Just from glancing at the tables, it seems that there are some big names near the top for Basketball %. Is there a correlation between prospect rank and Tweet content, maybe due to self-censoring or self-promotion? Actually, no. The highest correlation coefficient between prospect ranks and one of these percentages is 0.26 between rank and Other %, which is not very large. The correlation for rank and Basketball % is slightly negative.
Speaking of correlations, Andrew and Aaron Harrison have almost identical Tweet category percentages. Which I guess should be expected.
Especially in light of Fun Tidbit #2, I can't help but wonder if the NBA's Michael Sam could be found through techniques like this. I imagine his Girls % would be quite low. I'm not sure how that makes me feel.
It is difficult to derive much insight from the type of analysis presented here because there is no validation. To build a predictive model, you need some type of "gold standard" for comparison, so you can confirm that your model actually works. For instance, in my current job I am trying to automatically detect errors in clinical trial data, so my gold standard is datasets before and after they were manually checked for errors by domain experts. If I can reproduce those results, then I have something. Rather than just gathering some data and jumping in with some generic analysis like I presented here, the real challenge is to define how we can be confident that any of these techniques are actually working and providing value. After that, I could imagine myriad sophisticated analytical techniques that could be applied. But a solid grounding in reality is the most important factor, and that is likely one of the largest challenges you face in data analysis.

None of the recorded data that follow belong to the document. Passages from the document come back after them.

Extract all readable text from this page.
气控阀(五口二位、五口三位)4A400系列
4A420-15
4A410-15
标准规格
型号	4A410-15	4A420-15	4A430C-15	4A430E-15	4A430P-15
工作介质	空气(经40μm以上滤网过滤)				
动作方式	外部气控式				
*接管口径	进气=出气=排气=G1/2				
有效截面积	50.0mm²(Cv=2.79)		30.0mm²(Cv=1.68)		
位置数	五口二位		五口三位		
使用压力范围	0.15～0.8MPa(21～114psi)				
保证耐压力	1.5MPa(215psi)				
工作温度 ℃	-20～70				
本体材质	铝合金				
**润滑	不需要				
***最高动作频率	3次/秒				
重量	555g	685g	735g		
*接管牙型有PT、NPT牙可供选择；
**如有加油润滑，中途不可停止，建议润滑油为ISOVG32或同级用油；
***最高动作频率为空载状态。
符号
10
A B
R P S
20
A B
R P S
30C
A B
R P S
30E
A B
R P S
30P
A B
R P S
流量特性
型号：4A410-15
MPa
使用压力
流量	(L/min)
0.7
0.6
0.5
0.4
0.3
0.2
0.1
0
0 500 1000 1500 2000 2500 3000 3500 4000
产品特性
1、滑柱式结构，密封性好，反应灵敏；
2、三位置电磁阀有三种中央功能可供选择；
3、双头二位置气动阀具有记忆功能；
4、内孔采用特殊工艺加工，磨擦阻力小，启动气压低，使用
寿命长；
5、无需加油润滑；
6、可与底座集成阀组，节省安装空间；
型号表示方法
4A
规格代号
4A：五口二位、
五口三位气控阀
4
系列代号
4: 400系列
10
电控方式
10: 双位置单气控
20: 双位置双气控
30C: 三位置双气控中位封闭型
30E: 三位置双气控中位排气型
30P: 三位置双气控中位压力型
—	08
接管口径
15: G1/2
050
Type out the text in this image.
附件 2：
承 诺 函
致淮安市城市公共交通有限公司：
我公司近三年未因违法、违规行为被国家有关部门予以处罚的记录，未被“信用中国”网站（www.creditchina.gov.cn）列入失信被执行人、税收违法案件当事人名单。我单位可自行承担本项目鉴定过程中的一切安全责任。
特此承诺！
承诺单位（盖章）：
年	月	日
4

One idea along those lines would be to look at historical data. That might not be available, of course. Twitter is pretty new. But at a minimum, you could start gathering data now on current prospects, which could then serve as historical data in the future. Maybe something like "percentage of Tweets about basketball" correlates well with how much a player improves after they enter the NBA. The only way to know is to do the grunt work of collecting, annotating, and (finally) analyzing that data.
I did almost all my analysis in Python because it's an incredibly elegant language and it makes me happy. The libraries I used are TextBlob (sentiment analysis), Beautiful Soup (screen scraping), Requests (downloading crap), Tweepy (easy Twitter API access), Flask (content analysis web UI), and sqlite3 (plenty fast for data storage and manipulation at this scale).
For this document, I used D3 to make the charts. I'm pretty new to D3, but somehow I managed to scrape something together.